CTCC1 commented 2 years ago
Consider two spark dataframes: df_a = timestamp partition_col val_col_a
t0 val_id1 val_a1
t2 val_id1 val_a2
t3 val_id1 val_a3
df_b = timestamp partition_col val_col_b
t1 val_id1 val_b1
t4 val_id1 val_b2
t5 val_id1 val_b3
The desired result is df_ab = timestamp partition_col val_col_a val_col_b
t0 val_id1 val_a1 null
t1 val_id1 val_a1 val_b1
t2 val_id1 val_a2 val_b1
t3 val_id1 val_a3 val_b1
t4 val_id1 val_a3 val_b2
t5 val_id1 val_a3 val_b3

Effectively, this is like merging two time series, where each row in the result dataframe reflects the latest unioned state of both time series, as of that timestamp. Is there an existing way in spark to do this efficiently? Or is this something tempo could help solve?

Spratiher9 commented 2 years ago

@CTCC1 is this something general and prevalent in Time Series analysis?

I am asking this because if it is a general requirement in Time Series analysis then I will add the code for doing waterfallJoins as part of the TSDF class in tempo itself otherwise I will paste the code to implement for only this particular ask here.

CTCC1 commented 2 years ago

@Spratiher9 Hey, I would say it kind of depends on the correct way / efficient way to implement this feature. If the existing TSDF time indexing would be useful for the proper solution, it would make sense for tempo to support it imo.

And yes it is a common use case at the place I work for. But I am not sure if it qualifies for "time series analysis in general", as it kind of depends on the data model. This is effectively merging several stream of data and I imagine it is common.

rportilla-databricks commented 2 years ago

This is interesting @CTCC1 . It sounds like we can accomplish this with Delta MERGE; however, are there further assumptions or restrictions we can place on the new incremental data coming in?

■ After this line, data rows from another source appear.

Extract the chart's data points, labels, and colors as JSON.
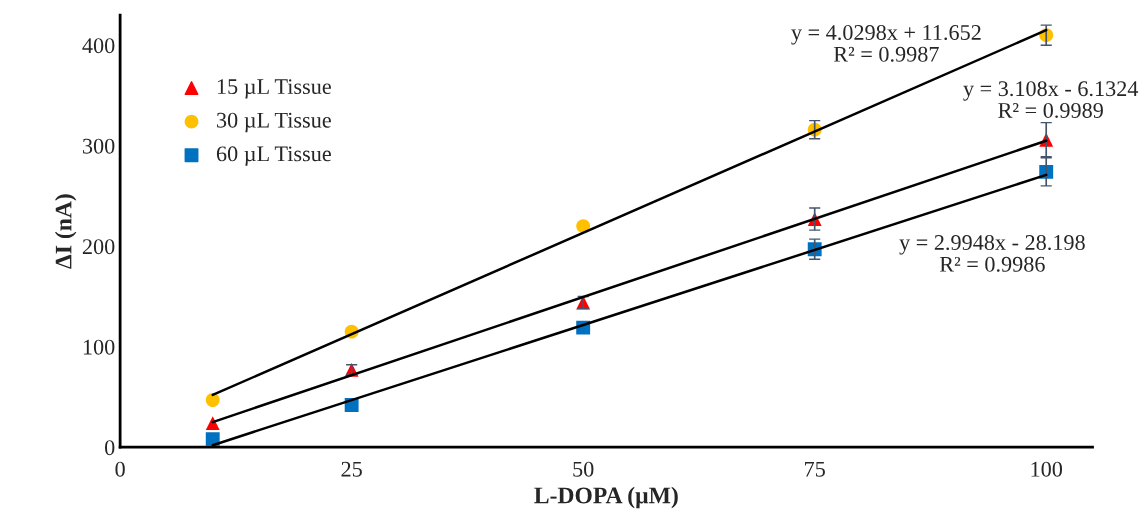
{
  "chart_data": {
    "type": "scatter",
    "xlabel": "L-DOPA (µM)",
    "ylabel": "ΔI (nA)",
    "xlim": [
      0,
      105
    ],
    "ylim": [
      0,
      430
    ],
    "xticks": [
      0,
      25,
      50,
      75,
      100
    ],
    "yticks": [
      0,
      100,
      200,
      300,
      400
    ],
    "grid": false,
    "legend": "top left",
    "series": [
      {
        "name": "15 µL Tissue",
        "marker": "triangle",
        "color": "#ff0000",
        "x": [
          10,
          25,
          50,
          75,
          100
        ],
        "values": [
          24,
          77,
          144,
          227,
          306
        ],
        "errors": [
          null,
          5,
          6,
          11,
          17
        ]
      },
      {
        "name": "30 µL Tissue",
        "marker": "circle",
        "color": "#ffc000",
        "x": [
          10,
          25,
          50,
          75,
          100
        ],
        "values": [
          47,
          115,
          220,
          316,
          410
        ],
        "errors": [
          null,
          null,
          null,
          9,
          10
        ]
      },
      {
        "name": "60 µL Tissue",
        "marker": "square",
        "color": "#0070c0",
        "x": [
          10,
          25,
          50,
          75,
          100
        ],
        "values": [
          8,
          42,
          119,
          197,
          274
        ],
        "errors": [
          null,
          null,
          null,
          10,
          14
        ]
      },
      {
        "type": "line",
        "color": "#000000",
        "x": [
          10,
          100
        ],
        "values": [
          25,
          305
        ]
      },
      {
        "type": "line",
        "color": "#000000",
        "x": [
          10,
          100
        ],
        "values": [
          52,
          415
        ]
      },
      {
        "type": "line",
        "color": "#000000",
        "x": [
          10,
          100
        ],
        "values": [
          2,
          271
        ]
      }
    ],
    "annotations": [
      "y = 4.0298x + 11.652\nR² = 0.9987",
      "y = 3.108x - 6.1324\nR² = 0.9989",
      "y = 2.9948x - 28.198\nR² = 0.9986"
    ]
  }
}
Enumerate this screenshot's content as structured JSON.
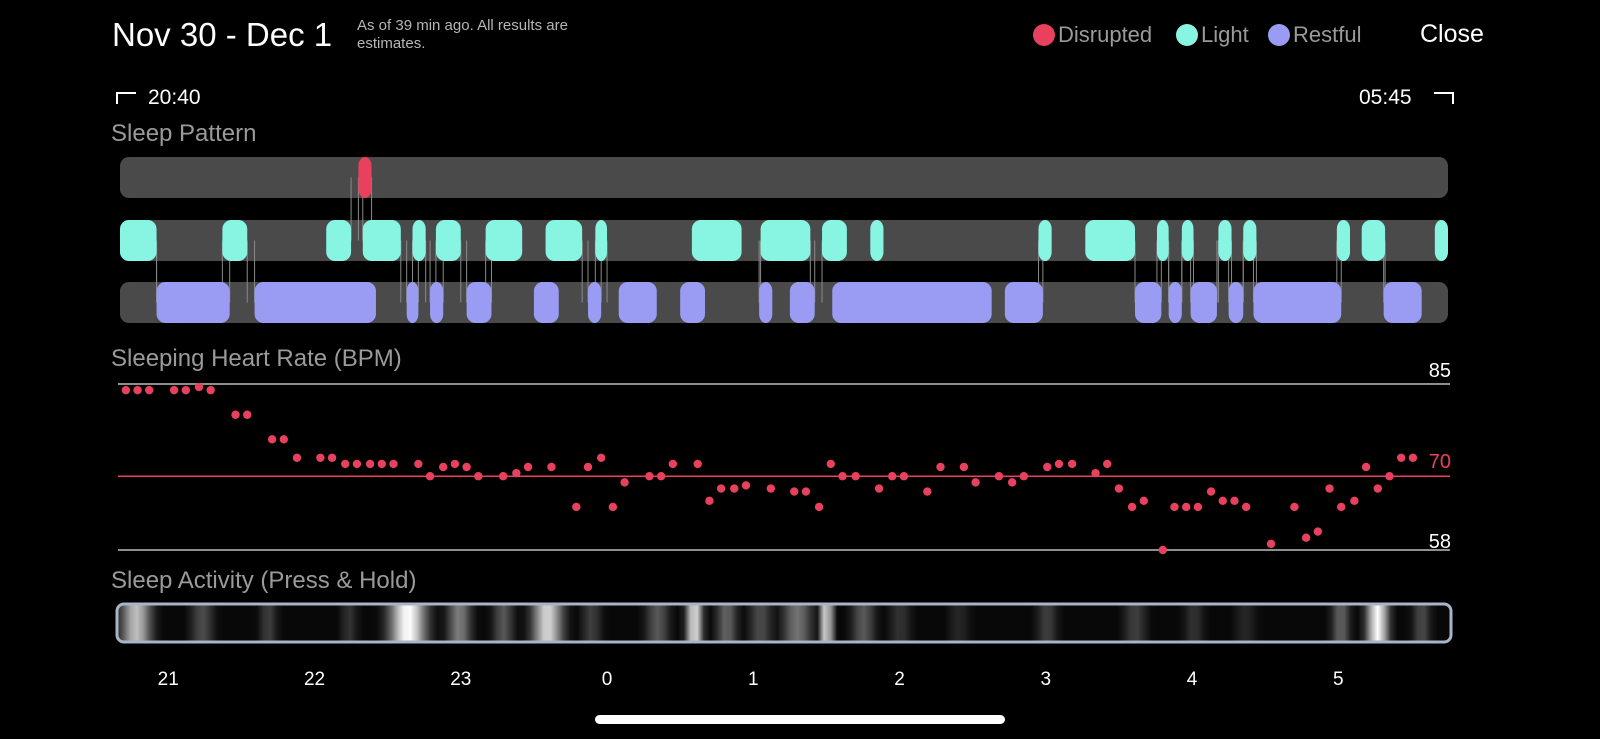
{
  "header": {
    "title": "Nov 30 - Dec 1",
    "note": "As of 39 min ago. All results are estimates.",
    "close_label": "Close"
  },
  "legend": [
    {
      "label": "Disrupted",
      "color": "#e8415e"
    },
    {
      "label": "Light",
      "color": "#87f5e2"
    },
    {
      "label": "Restful",
      "color": "#9a9cf3"
    }
  ],
  "time_range": {
    "start": "20:40",
    "end": "05:45"
  },
  "sections": {
    "sleep_pattern": "Sleep Pattern",
    "heart_rate": "Sleeping Heart Rate (BPM)",
    "activity": "Sleep Activity (Press & Hold)"
  },
  "chart_data": [
    {
      "type": "timeline",
      "title": "Sleep Pattern",
      "x_unit": "hours after midnight",
      "xlim": [
        -3.33,
        5.75
      ],
      "lanes": [
        "Disrupted",
        "Light",
        "Restful"
      ],
      "segments": {
        "Disrupted": [
          [
            -1.7,
            -1.61
          ]
        ],
        "Light": [
          [
            -3.33,
            -3.08
          ],
          [
            -2.63,
            -2.46
          ],
          [
            -1.92,
            -1.75
          ],
          [
            -1.67,
            -1.41
          ],
          [
            -1.33,
            -1.24
          ],
          [
            -1.17,
            -1.0
          ],
          [
            -0.83,
            -0.58
          ],
          [
            -0.42,
            -0.17
          ],
          [
            -0.08,
            0.0
          ],
          [
            0.58,
            0.92
          ],
          [
            1.05,
            1.39
          ],
          [
            1.47,
            1.64
          ],
          [
            1.8,
            1.89
          ],
          [
            2.95,
            3.04
          ],
          [
            3.27,
            3.61
          ],
          [
            3.76,
            3.84
          ],
          [
            3.93,
            4.01
          ],
          [
            4.18,
            4.27
          ],
          [
            4.35,
            4.44
          ],
          [
            4.99,
            5.08
          ],
          [
            5.16,
            5.32
          ],
          [
            5.66,
            5.75
          ]
        ],
        "Restful": [
          [
            -3.08,
            -2.58
          ],
          [
            -2.41,
            -1.58
          ],
          [
            -1.37,
            -1.29
          ],
          [
            -1.21,
            -1.12
          ],
          [
            -0.96,
            -0.79
          ],
          [
            -0.5,
            -0.33
          ],
          [
            -0.13,
            -0.04
          ],
          [
            0.08,
            0.34
          ],
          [
            0.5,
            0.67
          ],
          [
            1.04,
            1.13
          ],
          [
            1.25,
            1.42
          ],
          [
            1.54,
            2.63
          ],
          [
            2.72,
            2.98
          ],
          [
            3.61,
            3.79
          ],
          [
            3.84,
            3.93
          ],
          [
            3.99,
            4.17
          ],
          [
            4.25,
            4.35
          ],
          [
            4.42,
            5.02
          ],
          [
            5.31,
            5.57
          ]
        ]
      }
    },
    {
      "type": "scatter",
      "title": "Sleeping Heart Rate (BPM)",
      "color": "#e8415e",
      "reference_lines": {
        "max": 85,
        "avg": 70,
        "min": 58
      },
      "ylim": [
        58,
        85
      ],
      "x_unit": "hours after midnight",
      "xlim": [
        -3.33,
        5.75
      ],
      "points": [
        [
          -3.29,
          84
        ],
        [
          -3.21,
          84
        ],
        [
          -3.13,
          84
        ],
        [
          -2.96,
          84
        ],
        [
          -2.88,
          84
        ],
        [
          -2.79,
          84.5
        ],
        [
          -2.71,
          84
        ],
        [
          -2.54,
          80
        ],
        [
          -2.46,
          80
        ],
        [
          -2.29,
          76
        ],
        [
          -2.21,
          76
        ],
        [
          -2.12,
          73
        ],
        [
          -1.96,
          73
        ],
        [
          -1.88,
          73
        ],
        [
          -1.79,
          72
        ],
        [
          -1.71,
          72
        ],
        [
          -1.62,
          72
        ],
        [
          -1.54,
          72
        ],
        [
          -1.46,
          72
        ],
        [
          -1.29,
          72
        ],
        [
          -1.21,
          70
        ],
        [
          -1.12,
          71.5
        ],
        [
          -1.04,
          72
        ],
        [
          -0.96,
          71.5
        ],
        [
          -0.88,
          70
        ],
        [
          -0.71,
          70
        ],
        [
          -0.62,
          70.5
        ],
        [
          -0.54,
          71.5
        ],
        [
          -0.38,
          71.5
        ],
        [
          -0.21,
          65
        ],
        [
          -0.13,
          71.5
        ],
        [
          -0.04,
          73
        ],
        [
          0.04,
          65
        ],
        [
          0.12,
          69
        ],
        [
          0.29,
          70
        ],
        [
          0.37,
          70
        ],
        [
          0.45,
          72
        ],
        [
          0.62,
          72
        ],
        [
          0.7,
          66
        ],
        [
          0.78,
          68
        ],
        [
          0.87,
          68
        ],
        [
          0.95,
          68.5
        ],
        [
          1.12,
          68
        ],
        [
          1.28,
          67.5
        ],
        [
          1.36,
          67.5
        ],
        [
          1.45,
          65
        ],
        [
          1.53,
          72
        ],
        [
          1.61,
          70
        ],
        [
          1.7,
          70
        ],
        [
          1.86,
          68
        ],
        [
          1.95,
          70
        ],
        [
          2.03,
          70
        ],
        [
          2.19,
          67.5
        ],
        [
          2.28,
          71.5
        ],
        [
          2.44,
          71.5
        ],
        [
          2.52,
          69
        ],
        [
          2.68,
          70
        ],
        [
          2.77,
          69
        ],
        [
          2.85,
          70
        ],
        [
          3.01,
          71.5
        ],
        [
          3.09,
          72
        ],
        [
          3.18,
          72
        ],
        [
          3.34,
          70.5
        ],
        [
          3.42,
          72
        ],
        [
          3.5,
          68
        ],
        [
          3.59,
          65
        ],
        [
          3.67,
          66
        ],
        [
          3.8,
          58
        ],
        [
          3.88,
          65
        ],
        [
          3.96,
          65
        ],
        [
          4.04,
          65
        ],
        [
          4.13,
          67.5
        ],
        [
          4.21,
          66
        ],
        [
          4.29,
          66
        ],
        [
          4.37,
          65
        ],
        [
          4.54,
          59
        ],
        [
          4.7,
          65
        ],
        [
          4.78,
          60
        ],
        [
          4.86,
          61
        ],
        [
          4.94,
          68
        ],
        [
          5.02,
          65
        ],
        [
          5.11,
          66
        ],
        [
          5.19,
          71.5
        ],
        [
          5.27,
          68
        ],
        [
          5.35,
          70
        ],
        [
          5.43,
          73
        ],
        [
          5.51,
          73
        ]
      ]
    },
    {
      "type": "heatmap",
      "title": "Sleep Activity (Press & Hold)",
      "x_unit": "hours after midnight",
      "xlim": [
        -3.33,
        5.75
      ],
      "x_ticks": [
        "21",
        "22",
        "23",
        "0",
        "1",
        "2",
        "3",
        "4",
        "5"
      ],
      "activity_peaks": [
        [
          -3.2,
          0.75,
          0.1
        ],
        [
          -2.75,
          0.3,
          0.08
        ],
        [
          -2.3,
          0.25,
          0.06
        ],
        [
          -1.75,
          0.2,
          0.06
        ],
        [
          -1.35,
          1.0,
          0.12
        ],
        [
          -1.0,
          0.5,
          0.08
        ],
        [
          -0.7,
          0.35,
          0.07
        ],
        [
          -0.4,
          0.85,
          0.1
        ],
        [
          -0.1,
          0.25,
          0.07
        ],
        [
          0.35,
          0.35,
          0.08
        ],
        [
          0.6,
          0.95,
          0.05
        ],
        [
          0.82,
          0.4,
          0.07
        ],
        [
          1.05,
          0.3,
          0.08
        ],
        [
          1.3,
          0.45,
          0.1
        ],
        [
          1.5,
          0.95,
          0.04
        ],
        [
          1.75,
          0.35,
          0.08
        ],
        [
          2.0,
          0.2,
          0.08
        ],
        [
          2.4,
          0.15,
          0.08
        ],
        [
          3.0,
          0.25,
          0.07
        ],
        [
          3.6,
          0.25,
          0.08
        ],
        [
          4.0,
          0.2,
          0.07
        ],
        [
          4.35,
          0.15,
          0.08
        ],
        [
          5.0,
          0.4,
          0.06
        ],
        [
          5.25,
          1.0,
          0.07
        ],
        [
          5.55,
          0.3,
          0.06
        ]
      ]
    }
  ]
}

In this case, if the data were to come out of order (with a new column) for arbitrary late arrival events, this would cause a full re-write of data.

Spratiher9 commented 2 years ago

One approach I was thinking about was to do order by the timestamp column for each group of the partition_col's values and then forward fill the value columns.

rportilla-databricks commented 2 years ago

@guanjieshen is this something that df1.union(df).interpolate(method='ffill') will address?

CTCC1 commented 2 years ago

A quick update on what I ended up doing for my specific use case: in semi-pseudo code,

 # both asOfJoin with bucketing optimization, omitted here
left_as_of_right = left_df.asOfJoin(right_df)
right_as_of_left = right_df.asOfJoin(left_df)
# filter away rows in right_as_of_left where left_ts == right_ts
# clean up schema / columns after tempo join here
...
result = left_as_of_right.union(right_as_of_left)

In my specific case the as of join keys form a unique identifier between the left and right. So I achieved it by effectively doing 2 union-based as of join via tempo, filter away duplicates and union together the result. This avoided any expensive sql skew joins. But I haven't tested / benchmarked the other fill based methods against mine.

rportilla-databricks commented 2 years ago

This makes sense. I think the interpolation we developed uses the same logic essentially but might be a 1-liner. We'll update this thread in case there's something more succinct. Thanks @CTCC1 !

guanjieshen commented 2 years ago

@guanjieshen is this something that df1.union(df).interpolate(method='ffill') will address?

@rportilla-databricks yup the new interpolation feature using forward fill should return the exact result @CTCC1 is looking for.

I can share some sample code once PR#109 is merged.